The full conversation — including why Michael thinks AI is also good news for defenders, what it means for Elixir specifically, and his strong recommendation that maintainers run zizmor against their GitHub Actions — is on Elixir Mentor Podcast episode 83.
What actually landed in my inbox
Within a few weeks of launch, a meaningful chunk of my inbound was beg-bounty hunters running checklists against the site, plus the bots they were running to find the bounty page in the first place. Real humans evaluating the product were getting drowned out.
The reports followed a template: a generic web checklist run against any SaaS settings page, packaged with a CVSS vector string, OWASP categories, "Business Impact" subsections about regulatory exposure and PR risk, and a screenshot. CVSS scores of 7-and-up on findings that were either UX choices or not findings at all. The volume model is what makes the genre work — send a hundred, get one acknowledgment, screenshot it for credibility, repeat. My inbox was the destination, not the point.
The thread that made the lesson concrete
The clearest version of the pattern came in on a Saturday in March. Subject line: "Bug Report 1 !". Body about 1,400 words, all the right vocabulary, a CVSS v3.1 score of 8.8 rated "High." The underlying claim was a UX hardening suggestion — the kind of thing you find by scanning a settings page with a checklist. Over the next 48 hours, before I had replied, the same address sent five follow-ups, the earliest at 2:58 AM my time.
On Monday I replied once, clearly: this isn't a vulnerability under our policy, here's the threat model, this is our final response. The pushback arrived in three messages over five minutes — OWASP recommendations, Bugcrowd's Vulnerability Rating Taxonomy, a screenshot of a VRT page, none of it addressing the actual threat model. I replied a second time and named the policy.

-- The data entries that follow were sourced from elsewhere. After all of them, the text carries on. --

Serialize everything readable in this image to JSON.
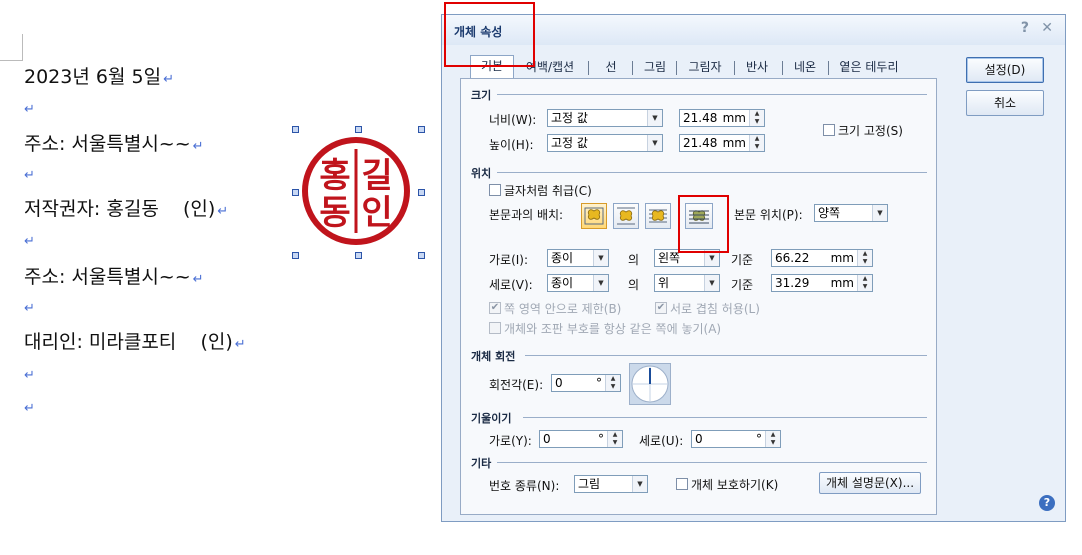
{
  "document": {
    "lines": [
      "2023년 6월 5일",
      "주소: 서울특별시~~",
      "저작권자: 홍길동    (인)",
      "주소: 서울특별시~~",
      "대리인: 미라클포티    (인)"
    ],
    "paragraph_mark": "↵",
    "stamp": {
      "chars": [
        "홍",
        "길",
        "동",
        "인"
      ],
      "color": "#c0141c"
    }
  },
  "dialog": {
    "title": "개체 속성",
    "help_icon_label": "?",
    "close_icon_label": "✕",
    "tabs": [
      "기본",
      "여백/캡션",
      "선",
      "그림",
      "그림자",
      "반사",
      "네온",
      "옅은 테두리"
    ],
    "active_tab": "기본",
    "ok_button": "설정(D)",
    "cancel_button": "취소",
    "size": {
      "title": "크기",
      "width_label": "너비(W):",
      "width_mode": "고정 값",
      "width_value": "21.48",
      "height_label": "높이(H):",
      "height_mode": "고정 값",
      "height_value": "21.48",
      "unit": "mm",
      "lock_size_label": "크기 고정(S)",
      "lock_size_checked": false
    },
    "position": {
      "title": "위치",
      "treat_as_char_label": "글자처럼 취급(C)",
      "treat_as_char_checked": false,
      "wrap_label": "본문과의 배치:",
      "wrap_selected_index": 0,
      "text_position_label": "본문 위치(P):",
      "text_position_value": "양쪽",
      "horizontal_label": "가로(I):",
      "horizontal_ref": "종이",
      "of_label": "의",
      "horizontal_align": "왼쪽",
      "basis_label": "기준",
      "horizontal_value": "66.22",
      "vertical_label": "세로(V):",
      "vertical_ref": "종이",
      "vertical_align": "위",
      "vertical_value": "31.29",
      "unit": "mm",
      "limit_label": "쪽 영역 안으로 제한(B)",
      "overlap_label": "서로 겹침 허용(L)",
      "same_side_label": "개체와 조판 부호를 항상 같은 쪽에 놓기(A)"
    },
    "rotation": {
      "title": "개체 회전",
      "angle_label": "회전각(E):",
      "angle_value": "0",
      "degree": "°"
    },
    "skew": {
      "title": "기울이기",
      "h_label": "가로(Y):",
      "h_value": "0",
      "v_label": "세로(U):",
      "v_value": "0",
      "degree": "°"
    },
    "etc": {
      "title": "기타",
      "number_type_label": "번호 종류(N):",
      "number_type_value": "그림",
      "protect_label": "개체 보호하기(K)",
      "protect_checked": false,
      "description_button": "개체 설명문(X)..."
    }
  },
  "colors": {
    "highlight_box": "#e00000",
    "dialog_bg": "#e9f0f9",
    "paragraph_mark": "#4a6fd4"
  }
}
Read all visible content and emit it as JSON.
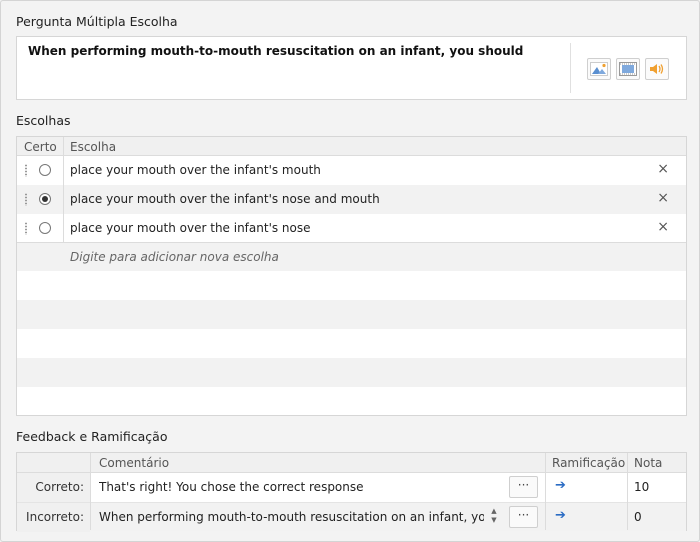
{
  "question_section": {
    "title": "Pergunta Múltipla Escolha",
    "text": "When performing mouth-to-mouth resuscitation on an infant, you should",
    "media_buttons": [
      {
        "icon": "image-icon"
      },
      {
        "icon": "video-icon"
      },
      {
        "icon": "audio-icon"
      }
    ]
  },
  "choices_section": {
    "title": "Escolhas",
    "columns": {
      "correct": "Certo",
      "choice": "Escolha"
    },
    "rows": [
      {
        "text": "place your mouth over the infant's mouth",
        "correct": false
      },
      {
        "text": "place your mouth over the infant's nose and mouth",
        "correct": true
      },
      {
        "text": "place your mouth over the infant's nose",
        "correct": false
      }
    ],
    "delete_symbol": "×",
    "add_placeholder": "Digite para adicionar nova escolha"
  },
  "feedback_section": {
    "title": "Feedback e Ramificação",
    "columns": {
      "comment": "Comentário",
      "branching": "Ramificação",
      "score": "Nota"
    },
    "rows": [
      {
        "label": "Correto:",
        "comment": "That's right! You chose the correct response",
        "score": "10"
      },
      {
        "label": "Incorreto:",
        "comment": "When performing mouth-to-mouth resuscitation on an infant, you",
        "score": "0"
      }
    ],
    "more_symbol": "···",
    "branch_symbol": "➔"
  },
  "colors": {
    "accent": "#2b6cc4",
    "media_icon": "#f0a030"
  }
}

Four minutes later, the tone changed:
After i reported Then you add this in Our of scope! So it not professionality! I'm waiting for your reply otherwise i will make Good post about Your fruad & scam! Post on linkedin & twitter!!
This is the moment worth naming, because it's also the moment that decides what kind of program you're really running. There was no specific number attached, no Bitcoin address, no "Venmo me and this goes away." Just an implied trade — agree this is a vulnerability, or I post about your fraud. It's a softer extortion than a ransom demand, but it's the same shape: a threat of reputational damage conditioned on you giving up something you don't think they're owed.
Two more follow-ups arrived. I did not respond. They never posted.